Longing for electricity and an Internet connection
Living without power – light, refrigeration, Internet, fans, TV, etc. means adapting to a simpler way of life… and a more difficult existence. I go to bed early and wake when the sun comes up. I eat canned meat and canned vegetables because there’s no power for the small fridge in my apartment. I eat by candlelight or kerosene lanterns. I drink my Nescafe coffee with powdered milk in water heated over a kerosene camp cooker. I inhale countless amounts of carbon monoxide fumes from spewing generators. I beg for time to charge my phone from small shops hosting miniature generators. (1000Le or about .25 per charge). I read by the light of a small, battery-powered headlamp.
At night, Freetown is a dark city. There are no streetlights. Shops are dark. There are no twinkling lights on the horizon from buildings in the city core. Flames from burning garbage at the local dump are sometimes the only visible light. A couple of hotels or bars dot the night with light from noisy generators that compete with loud, electronic music. The hum of distant generators, especially up the hill where the President lives, accompany the slow sweeps of car headlights in the night.
And, I relish the few stolen moments of power whether they’re at SLBC via generator or at a local hotel that usually sparks up their generator during the early morning and later evenings. Electricity is a scarce commodity in Sierra Leone despite the millions of dollars donors have poured into the Bumbuna Hydro-Electric dam and power generation sites. The promise of power is yet to be realized… and it’s a fact of life that no one seems to question – or more accurately, people have lost hope in.
SLBC suffers – along with listeners and viewers – when the electricity from the National Power Authority runs short. (N.P.A., re-named on the street “No Power Altogether” or in Krio, “Na Powa Avva”) Sometimes, because of the shortage of petrol or because the SLBC generator is broken, the airwaves and TV transmission towers fall silent. Static takes over the programming schedule. The voice of the national public broadcaster is quiet… Listeners tune their battery-powered radios to other stations with more reliable supplies of petrol or electricity generation.

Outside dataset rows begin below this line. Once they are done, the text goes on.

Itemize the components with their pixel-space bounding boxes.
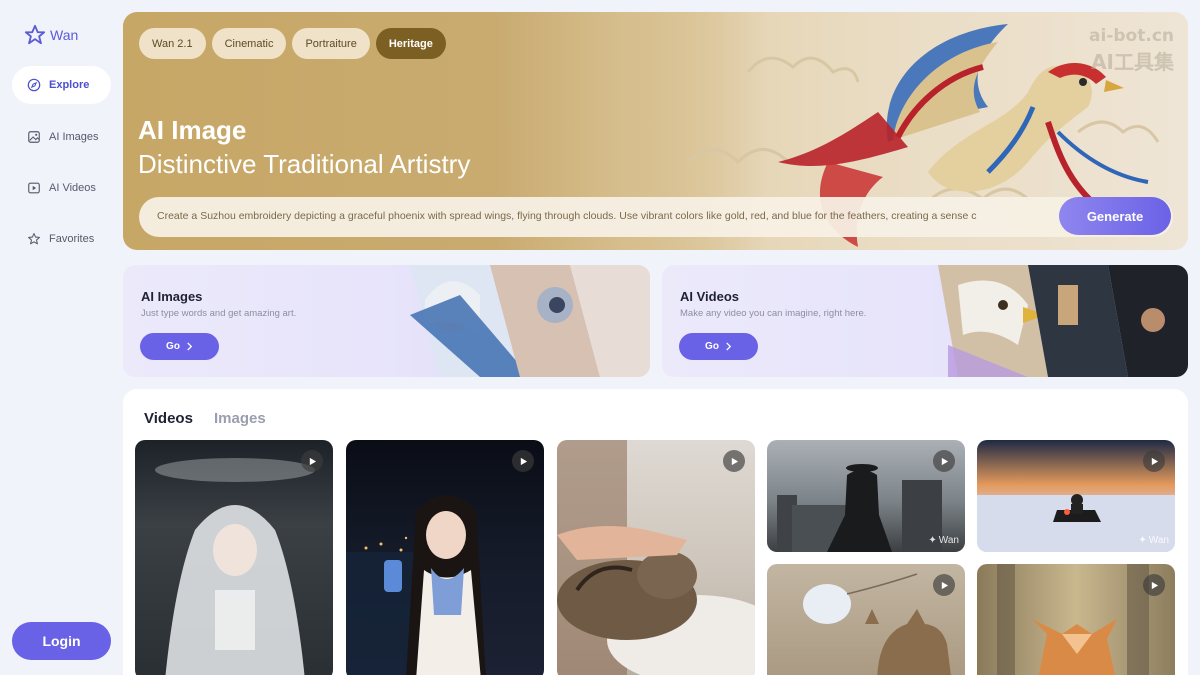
- card-title: AI Videos: [680, 289, 740, 304]
- video-tile[interactable]: ✦ Wan: [767, 440, 965, 552]
- pill-cinematic[interactable]: Cinematic: [211, 28, 287, 59]
- sidebar-item-label: Explore: [49, 79, 90, 91]
- hero-banner: ai-bot.cn AI工具集 Wan 2.1 Cinematic Portra…: [123, 12, 1188, 250]
- video-thumbnail: [346, 495, 486, 675]
- pill-wan-2-1[interactable]: Wan 2.1: [139, 28, 206, 59]
- wan-watermark-icon: ✦: [928, 535, 937, 546]
- video-icon: [28, 182, 40, 194]
- video-tile[interactable]: ✦ Wan: [977, 440, 1175, 552]
- ai-videos-card[interactable]: AI Videos Make any video you can imagine…: [662, 265, 1188, 377]
- play-icon: [1151, 457, 1158, 465]
- chevron-right-icon: [726, 342, 732, 351]
- style-pill-row: Wan 2.1 Cinematic Portraiture Heritage: [139, 28, 446, 59]
- ai-images-go-button[interactable]: Go: [140, 333, 219, 360]
- chevron-right-icon: [187, 342, 193, 351]
- card-subtitle: Just type words and get amazing art.: [141, 308, 297, 319]
- play-button[interactable]: [1143, 450, 1165, 472]
- play-button[interactable]: [512, 450, 534, 472]
- play-icon: [731, 457, 738, 465]
- ai-videos-go-button[interactable]: Go: [679, 333, 758, 360]
- video-tile[interactable]: [135, 440, 333, 675]
- logo[interactable]: Wan: [24, 24, 78, 46]
- go-label: Go: [166, 341, 180, 352]
- card-subtitle: Make any video you can imagine, right he…: [680, 308, 867, 319]
- video-tile[interactable]: [767, 564, 965, 675]
- play-button[interactable]: [723, 450, 745, 472]
- login-button[interactable]: Login: [12, 622, 111, 660]
- tab-images[interactable]: Images: [214, 410, 266, 427]
- hero-title: AI Image: [138, 115, 247, 145]
- sidebar-item-label: Favorites: [49, 233, 95, 245]
- star-icon: [28, 233, 40, 245]
- gallery-panel: Videos Images ✦ Wan ✦ Wan: [123, 389, 1188, 675]
- play-icon: [941, 581, 948, 589]
- wan-watermark-text: Wan: [938, 535, 959, 546]
- generate-button[interactable]: Generate: [1059, 197, 1171, 235]
- video-thumbnail: [557, 440, 755, 675]
- sidebar-item-label: AI Images: [49, 131, 99, 143]
- sidebar-item-label: AI Videos: [49, 182, 96, 194]
- watermark-line2: AI工具集: [1091, 50, 1174, 74]
- prompt-bar[interactable]: Create a Suzhou embroidery depicting a g…: [139, 197, 1173, 237]
- sidebar-item-ai-images[interactable]: AI Images: [12, 118, 111, 156]
- play-icon: [1151, 581, 1158, 589]
- wan-watermark-icon: ✦: [1138, 535, 1147, 546]
- sidebar-item-explore[interactable]: Explore: [12, 66, 111, 104]
- ai-images-card[interactable]: AI Images Just type words and get amazin…: [123, 265, 650, 377]
- play-icon: [309, 457, 316, 465]
- play-button[interactable]: [301, 450, 323, 472]
- sidebar-item-favorites[interactable]: Favorites: [12, 220, 111, 258]
- pill-heritage[interactable]: Heritage: [375, 28, 446, 59]
- sidebar: Wan Explore AI Images AI Videos Favorite…: [0, 0, 122, 675]
- video-thumbnail: [155, 458, 315, 675]
- play-icon: [941, 457, 948, 465]
- image-icon: [28, 131, 40, 143]
- play-icon: [520, 457, 527, 465]
- pill-portraiture[interactable]: Portraiture: [292, 28, 370, 59]
- video-tile[interactable]: [557, 440, 755, 675]
- play-button[interactable]: [1143, 574, 1165, 596]
- wan-watermark: ✦ Wan: [928, 535, 959, 546]
- play-button[interactable]: [933, 574, 955, 596]
- hero-subtitle: Distinctive Traditional Artistry: [138, 149, 471, 179]
- wan-watermark-text: Wan: [1148, 535, 1169, 546]
- ai-images-preview-art: [410, 265, 650, 377]
- card-title: AI Images: [141, 289, 203, 304]
- compass-icon: [27, 78, 41, 92]
- video-tile[interactable]: [346, 440, 544, 675]
- video-tile[interactable]: [977, 564, 1175, 675]
- wan-logo-icon: [24, 24, 46, 45]
- prompt-input[interactable]: Create a Suzhou embroidery depicting a g…: [157, 210, 1049, 222]
- watermark-line1: ai-bot.cn: [1089, 26, 1174, 46]
- sidebar-item-ai-videos[interactable]: AI Videos: [12, 169, 111, 207]
- ai-videos-preview-art: [938, 265, 1188, 377]
- go-label: Go: [705, 341, 719, 352]
- site-watermark: ai-bot.cn AI工具集: [1089, 26, 1174, 75]
- logo-text: Wan: [50, 27, 79, 43]
- tab-videos[interactable]: Videos: [144, 410, 193, 427]
- wan-watermark: ✦ Wan: [1138, 535, 1169, 546]
- play-button[interactable]: [933, 450, 955, 472]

To many, this is an appalling situation. And I’d agree except for the fact that this has been a perpetual problem in Sierra Leone – especially since the end of the ten-year civil war. Power was promised by a succession of governments. Donors have supported the idea for almost thirty years. Yet… we continue to exist without reliable power supplies. I can’t help wonder how this country will ever emerge from the dark without massive changes in government, infrastructure, economy, laws, and so on.
I’ve asked myself this question many times, “Is there light at the end of the tunnel?” I believe in the power of the people… I just wish the people had the power.